JPA条件查询加载整个表

Question

我觉得这是一个愚蠢的问题，但我找不到答案。我的课如下:

import java.io.Serializable;

import javax.persistence.Column;
import javax.persistence.Entity;
import javax.persistence.GeneratedValue;
import javax.persistence.GenerationType;
import javax.persistence.Id;
import javax.persistence.SequenceGenerator;
import javax.persistence.Table;

@Entity
@Table(name="DEMO_VARIABLES")
public class Variable implements Serializable
{
    private static final long serialVersionUID = -1734898766626582592L;

    @Id
    @SequenceGenerator(name="VARIABLE_ID_GENERATOR", sequenceName="DEMO_VARIABLE_ID_SEQ", allocationSize=1)
    @GeneratedValue(strategy=GenerationType.SEQUENCE, generator="VARIABLE_ID_GENERATOR")
    @Column(name="VARIABLE_ID", unique=true, nullable=false, precision=22)
    private long variableId;

    @Column(name="VARIABLE_NAME", nullable=false, length=50)
    private String variableName;

    @Column(name="VARIABLE_VALUE", nullable=false, length=500)
    private String variableValue;

    public Variable()
    {

    }

    public long getVariableId()
    {
        return variableId;
    }

    public void setVariableId(long variableId)
    {
        this.variableId = variableId;
    }

    public String getVariableName()
    {
        return variableName;
    }

    public void setVariableName(String variableName)
    {
        this.variableName = variableName;
    }

    public String getVariableValue()
    {
        return variableValue;
    }

    public void setVariableValue(String variableValue)
    {
        this.variableValue = variableValue;
    }
}

现在，我想使用条件查询来加载整个表(即“从变量中选择*”)。
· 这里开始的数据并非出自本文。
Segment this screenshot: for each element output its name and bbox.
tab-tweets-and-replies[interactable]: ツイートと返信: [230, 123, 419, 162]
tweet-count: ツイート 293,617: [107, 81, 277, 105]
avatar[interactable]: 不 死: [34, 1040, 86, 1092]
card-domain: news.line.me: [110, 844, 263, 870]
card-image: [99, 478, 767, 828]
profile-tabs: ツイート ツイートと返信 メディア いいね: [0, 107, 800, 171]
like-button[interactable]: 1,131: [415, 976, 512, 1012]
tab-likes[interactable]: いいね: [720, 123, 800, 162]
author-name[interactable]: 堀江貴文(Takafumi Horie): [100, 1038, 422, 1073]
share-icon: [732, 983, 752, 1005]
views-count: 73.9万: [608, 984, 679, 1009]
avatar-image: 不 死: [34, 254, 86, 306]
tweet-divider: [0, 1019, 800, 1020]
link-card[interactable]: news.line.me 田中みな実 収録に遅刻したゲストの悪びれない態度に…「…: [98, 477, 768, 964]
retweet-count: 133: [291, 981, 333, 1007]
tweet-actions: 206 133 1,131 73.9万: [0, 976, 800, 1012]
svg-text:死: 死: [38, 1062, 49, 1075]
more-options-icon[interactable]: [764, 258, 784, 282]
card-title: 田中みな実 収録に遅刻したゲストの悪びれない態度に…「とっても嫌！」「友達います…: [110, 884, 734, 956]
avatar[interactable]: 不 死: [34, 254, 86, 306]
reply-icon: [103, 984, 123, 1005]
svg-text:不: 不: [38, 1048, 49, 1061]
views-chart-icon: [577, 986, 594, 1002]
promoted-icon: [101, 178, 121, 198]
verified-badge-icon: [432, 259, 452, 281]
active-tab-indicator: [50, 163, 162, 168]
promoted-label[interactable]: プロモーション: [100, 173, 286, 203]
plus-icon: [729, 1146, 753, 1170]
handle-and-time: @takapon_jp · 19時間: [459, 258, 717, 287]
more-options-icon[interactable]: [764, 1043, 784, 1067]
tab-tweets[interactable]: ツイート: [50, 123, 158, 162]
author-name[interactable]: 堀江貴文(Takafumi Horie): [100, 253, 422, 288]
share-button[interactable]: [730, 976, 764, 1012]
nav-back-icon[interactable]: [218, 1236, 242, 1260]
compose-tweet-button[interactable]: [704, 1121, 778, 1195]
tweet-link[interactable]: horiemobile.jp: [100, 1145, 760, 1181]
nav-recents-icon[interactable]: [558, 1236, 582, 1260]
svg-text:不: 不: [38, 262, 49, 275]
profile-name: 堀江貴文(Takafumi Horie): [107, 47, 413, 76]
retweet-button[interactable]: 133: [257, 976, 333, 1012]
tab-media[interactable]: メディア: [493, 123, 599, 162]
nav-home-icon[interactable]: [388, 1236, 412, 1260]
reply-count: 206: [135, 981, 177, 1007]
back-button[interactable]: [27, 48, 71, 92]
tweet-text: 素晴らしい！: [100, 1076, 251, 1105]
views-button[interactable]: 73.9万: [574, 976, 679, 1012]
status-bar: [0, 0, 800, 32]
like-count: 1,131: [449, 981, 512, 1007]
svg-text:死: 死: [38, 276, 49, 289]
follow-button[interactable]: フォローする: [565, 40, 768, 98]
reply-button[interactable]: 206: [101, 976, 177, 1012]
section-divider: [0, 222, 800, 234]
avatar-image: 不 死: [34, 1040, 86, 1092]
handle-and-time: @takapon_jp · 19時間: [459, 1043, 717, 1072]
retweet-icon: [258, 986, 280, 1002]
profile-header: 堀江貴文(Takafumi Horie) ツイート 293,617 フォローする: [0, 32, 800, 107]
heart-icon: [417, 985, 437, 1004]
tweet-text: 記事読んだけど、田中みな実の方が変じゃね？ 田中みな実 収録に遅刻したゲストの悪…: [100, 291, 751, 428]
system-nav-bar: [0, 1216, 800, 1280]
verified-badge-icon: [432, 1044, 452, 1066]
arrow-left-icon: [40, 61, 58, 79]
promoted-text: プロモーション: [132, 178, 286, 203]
我想更多地使用条件查询来确保代码的一致性，而不是其他任何事情。我得到这个异常:

java.lang.IllegalStateException: No criteria query roots were specified
    at org.hibernate.ejb.criteria.CriteriaQueryImpl.validate(CriteriaQueryImpl.java:303)
    at org.hibernate.ejb.criteria.CriteriaQueryCompiler.compile(CriteriaQueryCompiler.java:145)
    at org.hibernate.ejb.AbstractEntityManagerImpl.createQuery(AbstractEntityManagerImpl.java:437

我正在使用的查询是:

public List<Variable> loadAllVariables()
{
    CriteriaBuilder builder = em.getCriteriaBuilder();
    CriteriaQuery<Variable> query = builder.createQuery(Variable.class);

    return em.createQuery(query).getResultList();
} 

我知道异常意味着它想要这样:

Root<Variable> variableRoot = query.from(Variable.class);

但是没有谓词，我看不到如何将Root对象放入查询中？

Answer 1

我不确定，我是否理解正确，但是如果目标是选择所有Variable实体的获取列表，那么可以采取以下方法:

public List<Variable> loadAllVariables() {
    CriteriaBuilder builder = em.getCriteriaBuilder();
    CriteriaQuery<Variable> query = builder.createQuery(Variable.class);
    Root<Variable> variableRoot = query.from(Variable.class);
    query.select(variableRoot);

    return em.createQuery(query).getResultList();
} 

区别在于使用了select。所有实现都不会隐式地使用from的最后一次调用代替select。在JPA 2.0规范中，这被告知如下:

Portable applications should use the select or multiselect method to specify the query’s selection list. Applications that do not use one of these methods will not be portable.